There was only one problem. No one had ever been filmed
in the House of Commons. "And people asked, 'are we going to
Parliament?'" With trucks and crew and horses and "silly women"
like Miss Helen Fox hanging from balconies? Knowing there were
a handful of places that could double for Parliament—Manchester
Town Hall, for example, had sufficed in The Iron Lady with Meryl
Streep as Margaret Thatcher—Harriet boldly replied, "Why don't
we give it a go?" And the thinking quickly became—Why not? Let's
humor Harriet! Let's let her go for tea with someone in Parliament!
And it sort of grew.

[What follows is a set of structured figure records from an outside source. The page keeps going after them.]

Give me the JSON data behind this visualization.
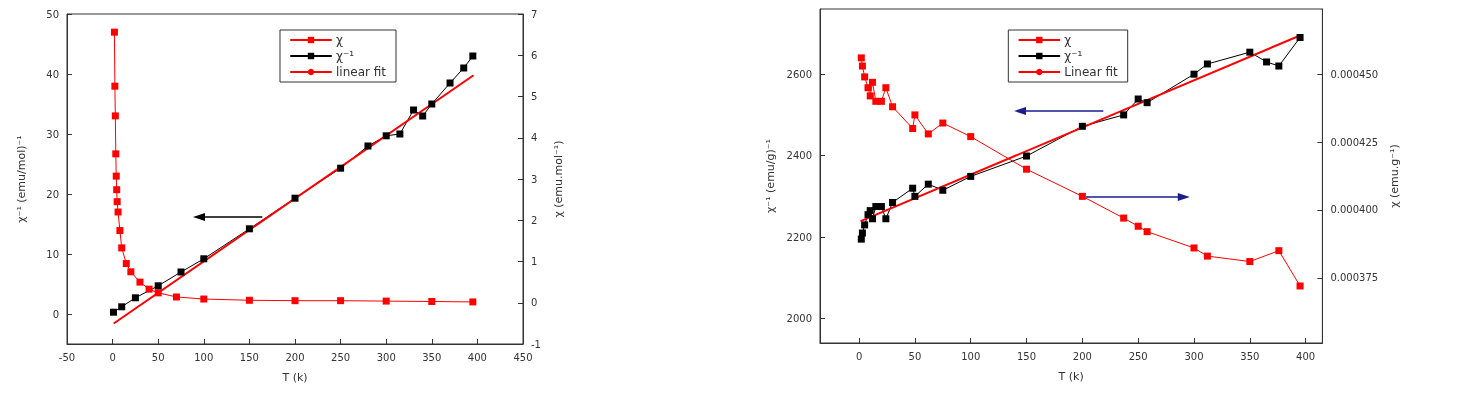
{
  "chart_data": [
    {
      "type": "line",
      "xlabel": "T (k)",
      "ylabel": "χ⁻¹ (emu/mol)⁻¹",
      "y2label": "χ (emu.mol⁻¹)",
      "xlim": [
        -50,
        450
      ],
      "xticks": [
        -50,
        0,
        50,
        100,
        150,
        200,
        250,
        300,
        350,
        400,
        450
      ],
      "ylim": [
        -5,
        50
      ],
      "yticks": [
        0,
        10,
        20,
        30,
        40,
        50
      ],
      "y2lim": [
        -1,
        7
      ],
      "y2ticks": [
        -1,
        0,
        1,
        2,
        3,
        4,
        5,
        6,
        7
      ],
      "grid": false,
      "legend": "top",
      "marker": "square",
      "line_style": "solid",
      "series": [
        {
          "name": "χ",
          "color": "#ff0000",
          "axis": "y2",
          "x": [
            2,
            2.5,
            3,
            3.5,
            4,
            4.5,
            5,
            6,
            8,
            10,
            15,
            20,
            30,
            40,
            50,
            70,
            100,
            150,
            200,
            250,
            300,
            350,
            395
          ],
          "values": [
            6.56,
            5.25,
            4.53,
            3.61,
            3.07,
            2.74,
            2.45,
            2.2,
            1.75,
            1.33,
            0.95,
            0.75,
            0.5,
            0.33,
            0.24,
            0.14,
            0.09,
            0.06,
            0.05,
            0.05,
            0.04,
            0.03,
            0.02
          ]
        },
        {
          "name": "χ⁻¹",
          "color": "#000000",
          "x": [
            1,
            10,
            25,
            50,
            75,
            100,
            150,
            200,
            250,
            280,
            300,
            315,
            330,
            340,
            350,
            370,
            385,
            395
          ],
          "values": [
            0.3,
            1.2,
            2.7,
            4.7,
            7,
            9.2,
            14.2,
            19.3,
            24.3,
            28,
            29.7,
            30,
            34,
            33,
            35,
            38.5,
            41,
            43
          ]
        },
        {
          "name": "linear fit",
          "color": "#ff0000",
          "marker": "none",
          "x": [
            2,
            395
          ],
          "values": [
            -1.5,
            39.7
          ]
        }
      ]
    },
    {
      "type": "line",
      "xlabel": "T (k)",
      "ylabel": "χ⁻¹ (emu/g)⁻¹",
      "y2label": "χ (emu.g⁻¹)",
      "xlim": [
        -35,
        415
      ],
      "xticks": [
        0,
        50,
        100,
        150,
        200,
        250,
        300,
        350,
        400
      ],
      "ylim": [
        1940,
        2760
      ],
      "yticks": [
        2000,
        2200,
        2400,
        2600
      ],
      "y2lim": [
        0.000351,
        0.000474
      ],
      "y2ticks": [
        {
          "value": 0.000375,
          "label": "0.000375"
        },
        {
          "value": 0.0004,
          "label": "0.000400"
        },
        {
          "value": 0.000425,
          "label": "0.000425"
        },
        {
          "value": 0.00045,
          "label": "0.000450"
        }
      ],
      "grid": false,
      "legend": "top",
      "marker": "square",
      "line_style": "solid",
      "series": [
        {
          "name": "χ",
          "color": "#ff0000",
          "axis": "y2",
          "x": [
            2,
            3,
            5,
            8,
            10,
            12,
            15,
            20,
            24,
            30,
            48,
            50,
            62,
            75,
            100,
            150,
            200,
            237,
            250,
            258,
            300,
            312,
            350,
            376,
            395
          ],
          "values": [
            0.000456,
            0.000453,
            0.000449,
            0.000445,
            0.000442,
            0.000447,
            0.00044,
            0.00044,
            0.000445,
            0.000438,
            0.00043,
            0.000435,
            0.000428,
            0.000432,
            0.000427,
            0.000415,
            0.000405,
            0.000397,
            0.000394,
            0.000392,
            0.000386,
            0.000383,
            0.000381,
            0.000385,
            0.000372
          ]
        },
        {
          "name": "χ⁻¹",
          "color": "#000000",
          "x": [
            2,
            3,
            5,
            8,
            10,
            12,
            15,
            20,
            24,
            30,
            48,
            50,
            62,
            75,
            100,
            150,
            200,
            237,
            250,
            258,
            300,
            312,
            350,
            365,
            376,
            395
          ],
          "values": [
            2195,
            2210,
            2230,
            2255,
            2265,
            2245,
            2275,
            2275,
            2245,
            2285,
            2320,
            2300,
            2330,
            2315,
            2349,
            2399,
            2472,
            2500,
            2539,
            2530,
            2600,
            2625,
            2654,
            2630,
            2620,
            2690
          ]
        },
        {
          "name": "Linear fit",
          "color": "#ff0000",
          "marker": "none",
          "x": [
            2,
            395
          ],
          "values": [
            2240,
            2695
          ]
        }
      ]
    }
  ]
}
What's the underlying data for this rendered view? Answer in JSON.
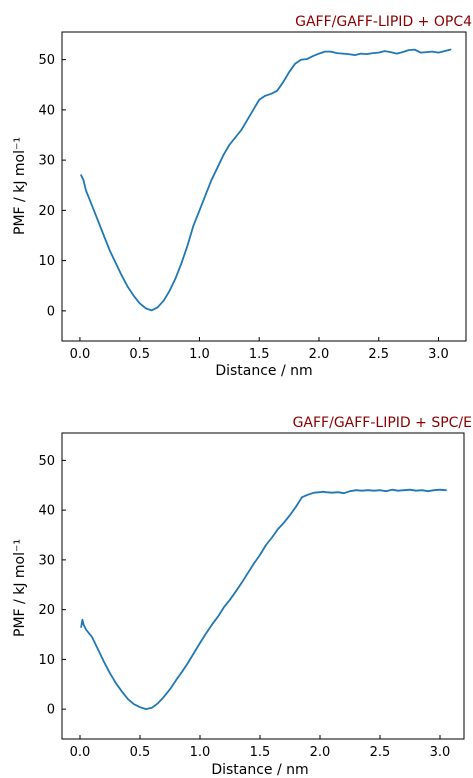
{
  "chart_data": [
    {
      "type": "line",
      "title": "GAFF/GAFF-LIPID + OPC4",
      "title_color": "#8B0000",
      "xlabel": "Distance / nm",
      "ylabel": "PMF / kJ mol⁻¹",
      "xlim": [
        -0.15,
        3.23
      ],
      "ylim": [
        -6,
        55.5
      ],
      "xticks": [
        0.0,
        0.5,
        1.0,
        1.5,
        2.0,
        2.5,
        3.0
      ],
      "xtick_labels": [
        "0.0",
        "0.5",
        "1.0",
        "1.5",
        "2.0",
        "2.5",
        "3.0"
      ],
      "yticks": [
        0,
        10,
        20,
        30,
        40,
        50
      ],
      "ytick_labels": [
        "0",
        "10",
        "20",
        "30",
        "40",
        "50"
      ],
      "grid": false,
      "series": [
        {
          "color": "#1f77b4",
          "x": [
            0.01,
            0.03,
            0.05,
            0.1,
            0.15,
            0.2,
            0.25,
            0.3,
            0.35,
            0.4,
            0.45,
            0.5,
            0.55,
            0.6,
            0.65,
            0.7,
            0.75,
            0.8,
            0.85,
            0.9,
            0.95,
            1.0,
            1.05,
            1.1,
            1.15,
            1.2,
            1.25,
            1.3,
            1.35,
            1.4,
            1.45,
            1.5,
            1.55,
            1.6,
            1.65,
            1.7,
            1.75,
            1.8,
            1.85,
            1.9,
            1.95,
            2.0,
            2.05,
            2.1,
            2.15,
            2.2,
            2.25,
            2.3,
            2.35,
            2.4,
            2.45,
            2.5,
            2.55,
            2.6,
            2.65,
            2.7,
            2.75,
            2.8,
            2.85,
            2.9,
            2.95,
            3.0,
            3.05,
            3.1
          ],
          "y": [
            27.0,
            26.0,
            24.0,
            21.0,
            18.0,
            15.0,
            12.0,
            9.5,
            7.0,
            4.8,
            3.0,
            1.5,
            0.5,
            0.1,
            0.7,
            2.0,
            4.0,
            6.5,
            9.5,
            13.0,
            17.0,
            20.0,
            23.0,
            26.0,
            28.5,
            31.0,
            33.0,
            34.5,
            36.0,
            38.0,
            40.0,
            42.0,
            42.8,
            43.2,
            43.8,
            45.5,
            47.5,
            49.2,
            50.0,
            50.1,
            50.7,
            51.2,
            51.6,
            51.6,
            51.3,
            51.2,
            51.1,
            50.9,
            51.2,
            51.1,
            51.3,
            51.4,
            51.7,
            51.5,
            51.2,
            51.5,
            51.9,
            52.0,
            51.4,
            51.5,
            51.6,
            51.4,
            51.7,
            52.0
          ]
        }
      ]
    },
    {
      "type": "line",
      "title": "GAFF/GAFF-LIPID + SPC/E",
      "title_color": "#8B0000",
      "xlabel": "Distance / nm",
      "ylabel": "PMF / kJ mol⁻¹",
      "xlim": [
        -0.15,
        3.2
      ],
      "ylim": [
        -6,
        55.5
      ],
      "xticks": [
        0.0,
        0.5,
        1.0,
        1.5,
        2.0,
        2.5,
        3.0
      ],
      "xtick_labels": [
        "0.0",
        "0.5",
        "1.0",
        "1.5",
        "2.0",
        "2.5",
        "3.0"
      ],
      "yticks": [
        0,
        10,
        20,
        30,
        40,
        50
      ],
      "ytick_labels": [
        "0",
        "10",
        "20",
        "30",
        "40",
        "50"
      ],
      "grid": false,
      "series": [
        {
          "color": "#1f77b4",
          "x": [
            0.01,
            0.02,
            0.03,
            0.05,
            0.1,
            0.15,
            0.2,
            0.25,
            0.3,
            0.35,
            0.4,
            0.45,
            0.5,
            0.55,
            0.6,
            0.65,
            0.7,
            0.75,
            0.8,
            0.85,
            0.9,
            0.95,
            1.0,
            1.05,
            1.1,
            1.15,
            1.2,
            1.25,
            1.3,
            1.35,
            1.4,
            1.45,
            1.5,
            1.55,
            1.6,
            1.65,
            1.7,
            1.75,
            1.8,
            1.85,
            1.9,
            1.95,
            2.0,
            2.02,
            2.05,
            2.1,
            2.15,
            2.2,
            2.25,
            2.3,
            2.35,
            2.4,
            2.45,
            2.5,
            2.55,
            2.6,
            2.65,
            2.7,
            2.75,
            2.8,
            2.85,
            2.9,
            2.95,
            3.0,
            3.05
          ],
          "y": [
            16.5,
            18.0,
            17.0,
            16.0,
            14.5,
            12.0,
            9.5,
            7.2,
            5.2,
            3.5,
            2.0,
            1.0,
            0.4,
            0.0,
            0.3,
            1.2,
            2.5,
            4.0,
            5.8,
            7.5,
            9.3,
            11.3,
            13.3,
            15.2,
            17.0,
            18.6,
            20.5,
            22.0,
            23.7,
            25.5,
            27.4,
            29.3,
            31.0,
            33.0,
            34.5,
            36.2,
            37.5,
            39.0,
            40.7,
            42.6,
            43.1,
            43.5,
            43.6,
            43.7,
            43.6,
            43.5,
            43.6,
            43.4,
            43.8,
            44.0,
            43.9,
            44.0,
            43.9,
            44.0,
            43.8,
            44.1,
            43.9,
            44.0,
            44.1,
            43.9,
            44.0,
            43.8,
            44.0,
            44.1,
            44.0
          ]
        }
      ]
    }
  ]
}
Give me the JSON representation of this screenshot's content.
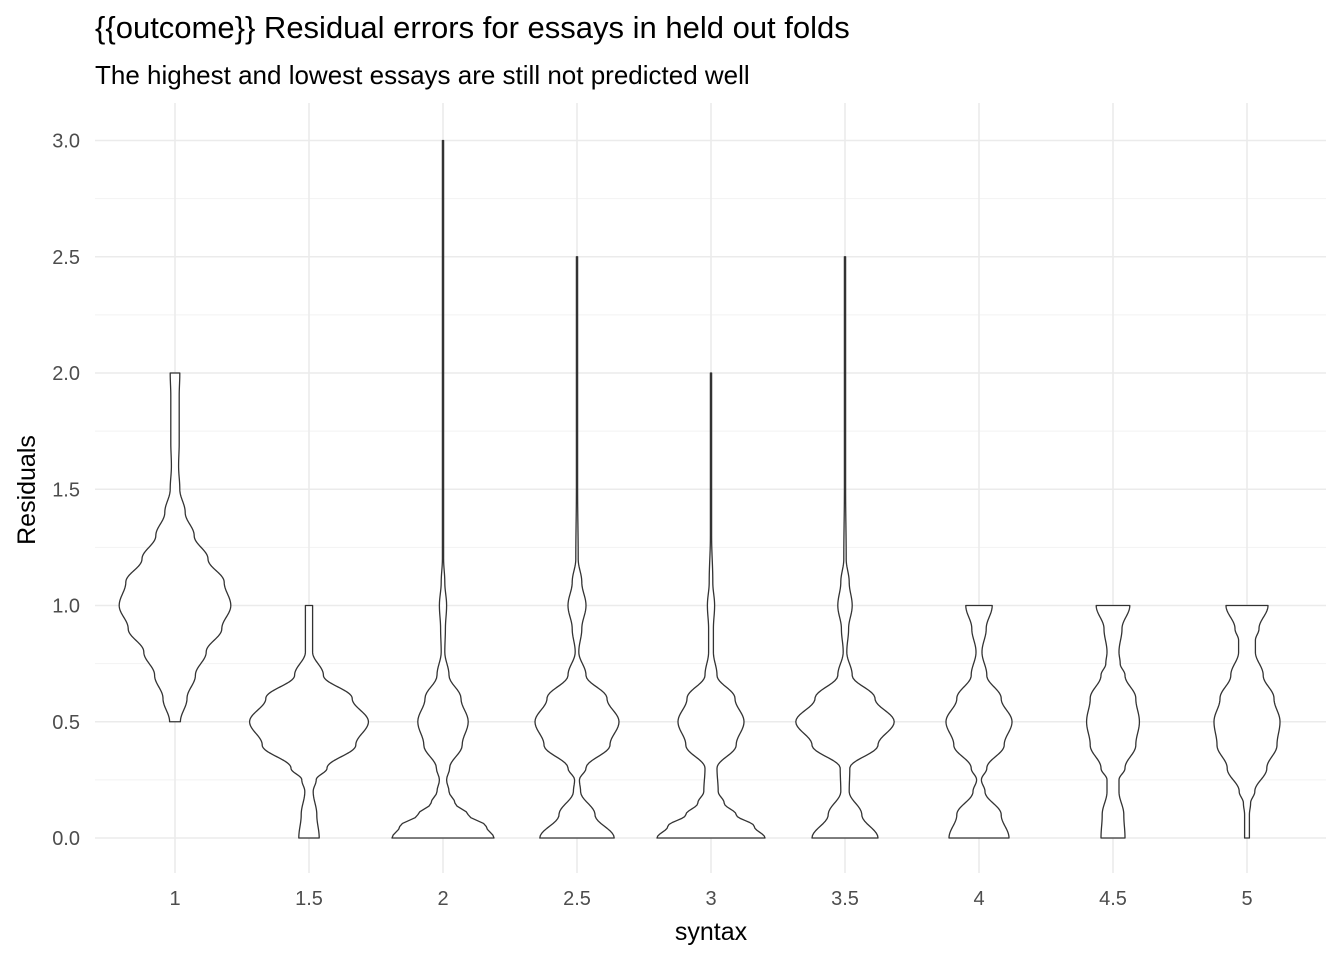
{
  "chart_data": {
    "type": "violin",
    "title": "{{outcome}} Residual errors for essays in held out folds",
    "subtitle": "The highest and lowest essays are still not predicted well",
    "xlabel": "syntax",
    "ylabel": "Residuals",
    "categories": [
      "1",
      "1.5",
      "2",
      "2.5",
      "3",
      "3.5",
      "4",
      "4.5",
      "5"
    ],
    "ylim": [
      -0.15,
      3.16
    ],
    "yticks": [
      0.0,
      0.5,
      1.0,
      1.5,
      2.0,
      2.5,
      3.0
    ],
    "ytick_labels": [
      "0.0",
      "0.5",
      "1.0",
      "1.5",
      "2.0",
      "2.5",
      "3.0"
    ],
    "grid": true,
    "violins": [
      {
        "category": "1",
        "min": 0.5,
        "max": 2.0,
        "density": [
          [
            0.5,
            0.09
          ],
          [
            0.6,
            0.2
          ],
          [
            0.7,
            0.34
          ],
          [
            0.8,
            0.52
          ],
          [
            0.9,
            0.78
          ],
          [
            1.0,
            0.93
          ],
          [
            1.1,
            0.82
          ],
          [
            1.2,
            0.55
          ],
          [
            1.3,
            0.32
          ],
          [
            1.4,
            0.17
          ],
          [
            1.5,
            0.08
          ],
          [
            1.6,
            0.06
          ],
          [
            1.7,
            0.07
          ],
          [
            1.8,
            0.07
          ],
          [
            1.9,
            0.07
          ],
          [
            2.0,
            0.08
          ]
        ]
      },
      {
        "category": "1.5",
        "min": 0.0,
        "max": 1.0,
        "density": [
          [
            0.0,
            0.17
          ],
          [
            0.1,
            0.13
          ],
          [
            0.2,
            0.07
          ],
          [
            0.25,
            0.12
          ],
          [
            0.3,
            0.3
          ],
          [
            0.4,
            0.78
          ],
          [
            0.5,
            0.99
          ],
          [
            0.6,
            0.72
          ],
          [
            0.7,
            0.24
          ],
          [
            0.8,
            0.06
          ],
          [
            0.9,
            0.06
          ],
          [
            1.0,
            0.06
          ]
        ]
      },
      {
        "category": "2",
        "min": 0.0,
        "max": 3.0,
        "density": [
          [
            0.0,
            0.85
          ],
          [
            0.05,
            0.72
          ],
          [
            0.1,
            0.42
          ],
          [
            0.15,
            0.2
          ],
          [
            0.2,
            0.1
          ],
          [
            0.25,
            0.06
          ],
          [
            0.3,
            0.11
          ],
          [
            0.4,
            0.32
          ],
          [
            0.5,
            0.42
          ],
          [
            0.6,
            0.3
          ],
          [
            0.7,
            0.1
          ],
          [
            0.8,
            0.03
          ],
          [
            0.9,
            0.04
          ],
          [
            1.0,
            0.06
          ],
          [
            1.1,
            0.03
          ],
          [
            1.2,
            0.01
          ],
          [
            1.5,
            0.005
          ],
          [
            2.0,
            0.004
          ],
          [
            2.5,
            0.004
          ],
          [
            3.0,
            0.005
          ]
        ]
      },
      {
        "category": "2.5",
        "min": 0.0,
        "max": 2.5,
        "density": [
          [
            0.0,
            0.62
          ],
          [
            0.1,
            0.3
          ],
          [
            0.2,
            0.06
          ],
          [
            0.25,
            0.04
          ],
          [
            0.3,
            0.15
          ],
          [
            0.4,
            0.55
          ],
          [
            0.5,
            0.7
          ],
          [
            0.6,
            0.5
          ],
          [
            0.7,
            0.15
          ],
          [
            0.8,
            0.03
          ],
          [
            0.9,
            0.08
          ],
          [
            1.0,
            0.15
          ],
          [
            1.1,
            0.08
          ],
          [
            1.2,
            0.02
          ],
          [
            1.5,
            0.01
          ],
          [
            2.0,
            0.008
          ],
          [
            2.5,
            0.01
          ]
        ]
      },
      {
        "category": "3",
        "min": 0.0,
        "max": 2.0,
        "density": [
          [
            0.0,
            0.9
          ],
          [
            0.05,
            0.72
          ],
          [
            0.1,
            0.42
          ],
          [
            0.15,
            0.22
          ],
          [
            0.2,
            0.12
          ],
          [
            0.3,
            0.1
          ],
          [
            0.4,
            0.42
          ],
          [
            0.5,
            0.55
          ],
          [
            0.6,
            0.4
          ],
          [
            0.7,
            0.1
          ],
          [
            0.8,
            0.04
          ],
          [
            0.9,
            0.04
          ],
          [
            1.0,
            0.06
          ],
          [
            1.1,
            0.03
          ],
          [
            1.3,
            0.01
          ],
          [
            1.6,
            0.01
          ],
          [
            2.0,
            0.008
          ]
        ]
      },
      {
        "category": "3.5",
        "min": 0.0,
        "max": 2.5,
        "density": [
          [
            0.0,
            0.55
          ],
          [
            0.1,
            0.28
          ],
          [
            0.2,
            0.07
          ],
          [
            0.3,
            0.08
          ],
          [
            0.4,
            0.55
          ],
          [
            0.5,
            0.82
          ],
          [
            0.6,
            0.5
          ],
          [
            0.7,
            0.12
          ],
          [
            0.8,
            0.03
          ],
          [
            0.9,
            0.06
          ],
          [
            1.0,
            0.12
          ],
          [
            1.1,
            0.07
          ],
          [
            1.2,
            0.02
          ],
          [
            1.5,
            0.01
          ],
          [
            2.0,
            0.006
          ],
          [
            2.5,
            0.008
          ]
        ]
      },
      {
        "category": "4",
        "min": 0.0,
        "max": 1.0,
        "density": [
          [
            0.0,
            0.5
          ],
          [
            0.1,
            0.37
          ],
          [
            0.2,
            0.1
          ],
          [
            0.25,
            0.04
          ],
          [
            0.3,
            0.13
          ],
          [
            0.4,
            0.42
          ],
          [
            0.5,
            0.55
          ],
          [
            0.6,
            0.37
          ],
          [
            0.7,
            0.13
          ],
          [
            0.8,
            0.05
          ],
          [
            0.9,
            0.12
          ],
          [
            1.0,
            0.22
          ]
        ]
      },
      {
        "category": "4.5",
        "min": 0.0,
        "max": 1.0,
        "density": [
          [
            0.0,
            0.2
          ],
          [
            0.1,
            0.18
          ],
          [
            0.2,
            0.1
          ],
          [
            0.25,
            0.1
          ],
          [
            0.3,
            0.2
          ],
          [
            0.4,
            0.38
          ],
          [
            0.5,
            0.44
          ],
          [
            0.6,
            0.38
          ],
          [
            0.7,
            0.2
          ],
          [
            0.75,
            0.12
          ],
          [
            0.8,
            0.1
          ],
          [
            0.9,
            0.15
          ],
          [
            1.0,
            0.28
          ]
        ]
      },
      {
        "category": "5",
        "min": 0.0,
        "max": 1.0,
        "density": [
          [
            0.0,
            0.04
          ],
          [
            0.1,
            0.04
          ],
          [
            0.15,
            0.06
          ],
          [
            0.2,
            0.13
          ],
          [
            0.3,
            0.33
          ],
          [
            0.4,
            0.5
          ],
          [
            0.5,
            0.55
          ],
          [
            0.6,
            0.45
          ],
          [
            0.7,
            0.27
          ],
          [
            0.8,
            0.14
          ],
          [
            0.85,
            0.14
          ],
          [
            0.9,
            0.2
          ],
          [
            1.0,
            0.35
          ]
        ]
      }
    ]
  }
}
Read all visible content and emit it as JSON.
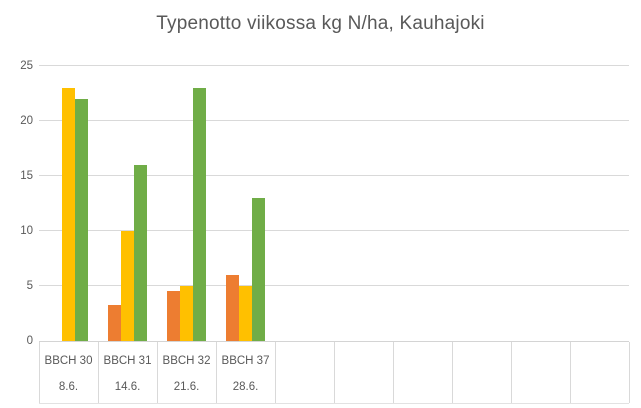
{
  "title": "Typenotto viikossa kg N/ha, Kauhajoki",
  "colors": {
    "title_text": "#595959",
    "axis_text": "#595959",
    "gridline": "#D9D9D9",
    "axis_line": "#D9D9D9",
    "background": "#FFFFFF",
    "series_orange": "#ED7D31",
    "series_yellow": "#FFC000",
    "series_green": "#70AD47"
  },
  "chart_data": {
    "type": "bar",
    "title": "Typenotto viikossa kg N/ha, Kauhajoki",
    "categories": [
      {
        "label": "BBCH 30",
        "sublabel": "8.6."
      },
      {
        "label": "BBCH 31",
        "sublabel": "14.6."
      },
      {
        "label": "BBCH 32",
        "sublabel": "21.6."
      },
      {
        "label": "BBCH 37",
        "sublabel": "28.6."
      }
    ],
    "series": [
      {
        "name": "orange",
        "color": "#ED7D31",
        "values": [
          0,
          3.3,
          4.5,
          6
        ]
      },
      {
        "name": "yellow",
        "color": "#FFC000",
        "values": [
          23,
          10,
          5,
          5
        ]
      },
      {
        "name": "green",
        "color": "#70AD47",
        "values": [
          22,
          16,
          23,
          13
        ]
      }
    ],
    "xlabel": "",
    "ylabel": "",
    "ylim": [
      0,
      25
    ],
    "yticks": [
      0,
      5,
      10,
      15,
      20,
      25
    ],
    "grid": true,
    "legend": "none",
    "empty_trailing_cells": 6
  }
}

After a couple of months I began to think, 'This
might be possible.'
The landscapes of the United Kingdom are layered with deep
time, from buried Roman mosaics to the bluestones of Stonehenge.
Monuments to history—whether Neolithic, Tudor, Elizabethan
or Art Deco—are everywhere. "We're sort of littered with these
things," says location manager Pat Karam, LMGI, who had to
straddle 400 years of British nation building when he sandwiched
location duties for Mary Queen of Scots (2018) between Seasons 2
and 3 of The Crown.
The UK 2013 tax credit was extended to include high-end
television, and with the drop in the pound and the turbo-boosting
spends of Netflix & Sons, there's been a flood of US productions.
Historic properties are often used and reused, especially within
the 20- to 30-mile radius of the M25 motorway encircling greater
London. "If you've got a big country pile within striking distance
of London, you do very well," says Pat.